In this approach, an application integrator (AI) is given responsibility for the progress of the integration process and for the quality of the outgoing product. The AI consults with his client (the project manager or development team leader) concerning the quality to be delivered: under what circumstances may the system or subsystem be released to a subsequent phase (exit criteria). The AI also requests insight into the quality of the incoming units (entry criteria), in order to establish whether the quality of these products is sufficient to undergo his own integration process efficiently. A unit is only taken into the integration process if it meets the entry criteria. A (sub)system is issued if it (demonstrably) meets the exit criteria (see figure 3).

Figure 3: Entry and exit criteria

It should be clear that the proper maintenance of exit and entry criteria has a great impact on (obtaining insight into) the quality of the individual units and the final system.
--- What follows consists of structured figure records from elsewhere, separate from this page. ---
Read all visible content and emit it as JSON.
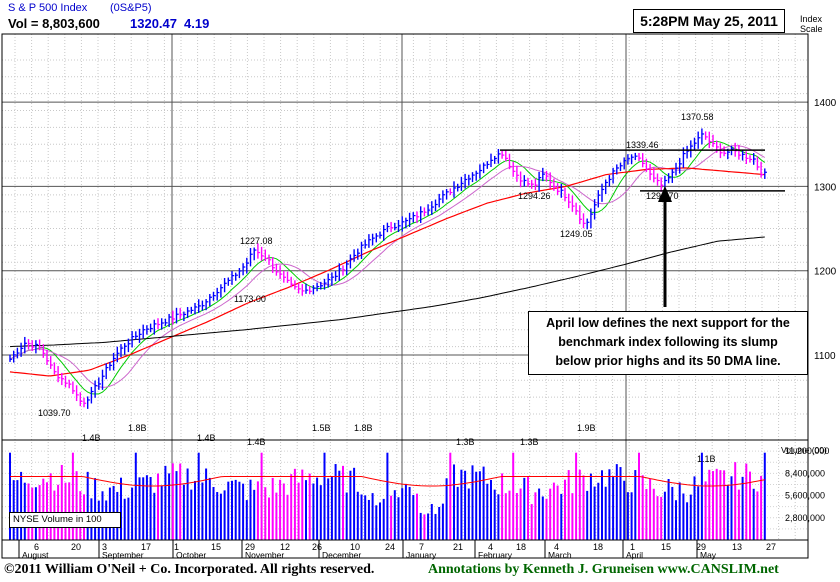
{
  "header": {
    "index_name": "S & P 500 Index",
    "symbol": "(0S&P5)",
    "vol_label": "Vol = 8,803,600",
    "price": "1320.47",
    "change": "4.19",
    "timestamp": "5:28PM May 25, 2011",
    "scale_label_1": "Index",
    "scale_label_2": "Scale"
  },
  "annotation": {
    "line1": "April low defines the next support for the",
    "line2": "benchmark index following its slump",
    "line3": "below prior highs and its 50 DMA line."
  },
  "volume_panel": {
    "label": "NYSE Volume in 100",
    "axis_title": "Volume (00)",
    "ticks": [
      "11,200,000",
      "8,400,000",
      "5,600,000",
      "2,800,000"
    ],
    "tick_values": [
      11200000,
      8400000,
      5600000,
      2800000
    ]
  },
  "footer": {
    "copyright": "©2011 William O'Neil + Co. Incorporated. All rights reserved.",
    "annotations": "Annotations by Kenneth J. Gruneisen www.CANSLIM.net"
  },
  "colors": {
    "up_bar": "#0000ff",
    "down_bar": "#ff00ff",
    "ma50": "#ff0000",
    "ma200": "#000000",
    "ma10": "#00cc00",
    "ma20": "#cc66cc",
    "volume_avg": "#ff0000",
    "text_blue": "#0000cc",
    "footer_green": "#006600"
  },
  "chart_data": {
    "type": "line",
    "title": "S & P 500 Index",
    "y_ticks": [
      1100,
      1200,
      1300,
      1400
    ],
    "ylim": [
      1020,
      1460
    ],
    "x_months": [
      "August",
      "September",
      "October",
      "November",
      "December",
      "January",
      "February",
      "March",
      "April",
      "May"
    ],
    "x_day_ticks": [
      "6",
      "20",
      "3",
      "17",
      "1",
      "15",
      "29",
      "12",
      "26",
      "10",
      "24",
      "7",
      "21",
      "4",
      "18",
      "4",
      "18",
      "1",
      "15",
      "29",
      "13",
      "27"
    ],
    "price_labels": [
      {
        "text": "1039.70",
        "value": 1039.7
      },
      {
        "text": "1227.08",
        "value": 1227.08
      },
      {
        "text": "1173.00",
        "value": 1173.0
      },
      {
        "text": "1294.26",
        "value": 1294.26
      },
      {
        "text": "1249.05",
        "value": 1249.05
      },
      {
        "text": "1339.46",
        "value": 1339.46
      },
      {
        "text": "1294.70",
        "value": 1294.7
      },
      {
        "text": "1370.58",
        "value": 1370.58
      }
    ],
    "volume_labels": [
      "1.4B",
      "1.8B",
      "1.4B",
      "1.4B",
      "1.5B",
      "1.8B",
      "1.3B",
      "1.3B",
      "1.9B",
      "1.1B"
    ],
    "support_levels": [
      1343,
      1294.7
    ],
    "ma200": [
      1110,
      1112,
      1115,
      1120,
      1125,
      1130,
      1136,
      1142,
      1150,
      1158,
      1168,
      1180,
      1193,
      1207,
      1222,
      1235,
      1240
    ],
    "ma50": [
      1080,
      1075,
      1082,
      1100,
      1120,
      1140,
      1162,
      1180,
      1200,
      1222,
      1242,
      1262,
      1280,
      1292,
      1300,
      1314,
      1320,
      1322,
      1318,
      1314
    ]
  }
}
Testing is very important for establishing these criteria, since parts of a criterion consist of, for example, the quality characteristic under test, the required degree of coverage, the use of particular test design techniques and the proof to be delivered. The entry and exit criteria are therefore used in determining the strategy of the unit test and the unit integration test. This method of operation also applies when the integration process consists of several steps, or in the case of maintenance.

To avoid conflicts of interest, ideally the AI does not simultaneously fill the role of designer or development project leader. This deliberately creates a tension between the AI, who is responsible for the quality, and the development project leader, who is judged in particular on aspects such as the delivered functionality, lead-time and budget spend. The role of the AI is described in Roles Not Described As A Position.

Salient measures in the approach are:

A conscious selection is made of the quality to be delivered and the tests to be executed before delivery to the following phase (so that insight is also obtained into the quality).
The tests carried out by the developers become more transparent.
Besides final responsibility on the part of the project or development team leader, the responsibility for the testing also lies with an individual inside the development team.

Implementations of this approach have shown that the later tests will deliver a lower number of serious defects. Another advantage of the approach is that earlier involvement of the system test and acceptance test is possible. Since there is improved insight into the quality of the individual parts of the system, a more informed consideration of risk can take place as regards earlier execution of certain tests. An example of this is that the acceptance test already evaluates the screens for user-friendliness and usability, while the unit integration test is still underway. Such tests are only useful when there is a reasonable degree of faith in the quality of these screens and the handling of them.